Claire Morandin – The Gender Gap in Science and Medicine

Claire Morandin, University of Helsinki, discusses her research
Claire Morandin event flyer

The second Making Waves seminar is coming up on Thursday 12 November. Making Waves seminars feature a talk by an expert speaker followed by group discussions. The events have moved to take place entirely online.

If you are interested in attending this event but cannot come in person, it will also be possible to join online. Please sign up via the registration link and select "attend online".

Talk Abstract

More and more publications have raised concerned of the significant and alarming gender differences in the productivity and influence of academic careers across science, technology, engineering, and mathematics (STEM) fields. In their 2018, Hollman et al.  PLoS Biology paper, the authors found that there is a striking shortage of women in many fields of science and medicine. They analysed the names of authors listed on 36 millions of scientific papers over recent decades. They projected that given the current (slow) rate of progress, it will take hundreds of years to close the gender gap in many fields. Following this first study, Dr Hollman and I used this dataset to look at patterns of collaboration within and between genders. We found that researchers have strong tendency to collaborate with same-gendered colleagues, in essentially all fields of research.
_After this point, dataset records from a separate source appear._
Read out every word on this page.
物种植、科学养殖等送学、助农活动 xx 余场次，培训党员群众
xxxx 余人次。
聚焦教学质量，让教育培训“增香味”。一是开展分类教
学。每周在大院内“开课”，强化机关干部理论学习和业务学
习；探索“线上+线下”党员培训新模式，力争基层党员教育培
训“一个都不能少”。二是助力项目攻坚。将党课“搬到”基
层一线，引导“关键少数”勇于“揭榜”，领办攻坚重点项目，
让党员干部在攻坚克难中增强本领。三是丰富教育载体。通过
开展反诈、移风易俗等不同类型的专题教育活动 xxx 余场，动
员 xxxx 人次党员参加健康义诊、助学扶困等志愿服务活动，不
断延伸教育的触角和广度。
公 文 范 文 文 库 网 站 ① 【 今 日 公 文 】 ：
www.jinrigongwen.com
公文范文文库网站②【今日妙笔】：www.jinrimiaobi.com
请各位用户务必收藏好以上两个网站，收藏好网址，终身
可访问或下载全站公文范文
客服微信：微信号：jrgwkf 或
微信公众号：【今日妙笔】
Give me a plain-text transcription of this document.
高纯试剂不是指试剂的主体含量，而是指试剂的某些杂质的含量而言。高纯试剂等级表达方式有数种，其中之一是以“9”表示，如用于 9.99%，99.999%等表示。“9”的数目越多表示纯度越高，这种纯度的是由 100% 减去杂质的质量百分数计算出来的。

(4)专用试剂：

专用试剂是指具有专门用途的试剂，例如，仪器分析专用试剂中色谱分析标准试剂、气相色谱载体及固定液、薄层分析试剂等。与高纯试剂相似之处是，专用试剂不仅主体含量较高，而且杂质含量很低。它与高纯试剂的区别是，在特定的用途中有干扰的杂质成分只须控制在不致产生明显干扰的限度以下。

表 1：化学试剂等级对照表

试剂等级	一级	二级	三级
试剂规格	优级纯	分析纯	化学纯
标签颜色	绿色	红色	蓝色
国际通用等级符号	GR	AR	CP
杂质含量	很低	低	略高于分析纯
Without further interventions, the gender gap in STEM is likely to persist for generations, particularly in surgery, computer science, physics and maths. In this talk, I will present the results of these two studies, to try to understand why the gender gap is likely to persist for generations. We must highlight the practical measures that are already known that could help close the gap.

Speaker Bio

Claire Morandin received her PhD from the University of Helsinki and currently holds an EMBO long-term fellowship with the University of Lausanne (Switzerland), studying molecular evolution and caste determination in social insects, using genomic tools.